Les études de mortalité objectivent une surmortalité significative principalement pour les cancers du foie et du poumon, sans qu’il soit possible d’identifier précisément un ou plusieurs facteur(s) de risque responsable(s), notamment des agents chimiques ou biologiques exposant les travailleurs.

Enfin, la dévalorisation du métier d’égoutier, l’affaiblissement des collectifs de travail et la dimension anxiogène du travail en égout sont des facteurs potentiellement associés à une souffrance accrue au travail.

Les recommandations de l’Anses

L’Agence rappelle les principes généraux de prévention du code du travail, notamment la priorité à donner aux mesures de protection collective sur les mesures de protection individuelle.

Au vu des conclusions de son expertise, l’Agence recommande de mieux appréhender les risques chimiques, microbiologiques et psycho-sociaux, afin de prendre les dispositions nécessaires pour assurer la sécurité et la protection de la santé des égoutiers à long terme.

Elle préconise d’optimiser les mesures visant à réduire l’exposition des travailleurs aux agents microbiologiques et chimiques, et ce en :

  • développant une formation professionnelle obligatoire pour toute personne amenée à travailler dans un réseau d’assainissement souterrain ; 
  • portant une attention particulière aux tâches les plus exposantes (optimisation de la ventilation du réseau d’assainissement, mécanisation de ces tâches, etc.) ;
  • mettant en œuvre les mesures d’hygiène et les consignes de sécurité en lien avec le service de santé au travail ;
  • mettant en place des cartographies de risques liés aux réseaux (identification, centralisation et actualisation des connaissances relatives à des zones d’égouts présentant des conditions particulières).

L’Agence estime nécessaire de renforcer l’auto-surveillance, de contrôler plus régulièrement la conformité des rejets d’eaux usées non domestiques avec les autorisations de déversement, et de favoriser la mise en place de réseaux dont l’hydraulicité permette l’auto-curage.

L’Anses recommande également d’assurer un suivi médical renforcé de la santé des égoutiers, de se conformer aux avis du comité technique des vaccinations du Haut Conseil de Santé Publique (HCSP) en vigueur concernant la vaccination anti-leptospirose et anti-hépatite A et d’assurer la traçabilité des expositions.

En matière de recherche, l’Agence recommande de poursuivre et de mettre en place des études épidémiologiques pour le suivi des effets sanitaires à long terme chez les égoutiers, d’évaluer l’efficacité de mesures de prévention qui peuvent être mises en place, telles que la mécanisation de certaines tâches, des modifications organisationnelles du travail, de poursuivre les mesures d’exposition individuelle aux polluants et d’étudier l’utilité de développer la recherche de biomarqueurs pour améliorer la surveillance des expositions multiples des égoutiers.

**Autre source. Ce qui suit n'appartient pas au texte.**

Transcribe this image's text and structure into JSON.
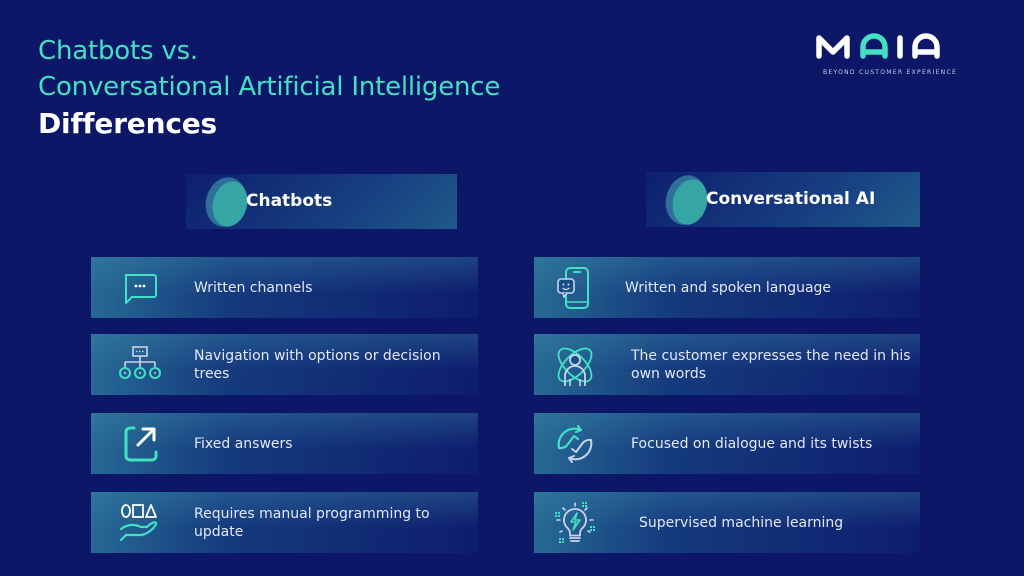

Des campagnes de sensibilisation devraient être organisées afin, d’une part, de rappeler à la population générale que le réseau d'assainissement souvent appelé « tout à l'égout » n’est pas destiné à tout recevoir et, d’autre part, de préciser les bonnes pratiques de rejet.

L’Anses souligne par ailleurs que les recommandations émises s’inscrivent dans un contexte global de dérèglement climatique qui risque d’avoir des impacts sur l’assainissement des agglomérations (modification de volume d’eau transitant dans les réseaux, de la température des eaux usées collectées et transportées, etc.). Il convient d’anticiper ces impacts en termes de prévention et de protection des professionnels amenés à travailler dans les réseaux d’assainissement.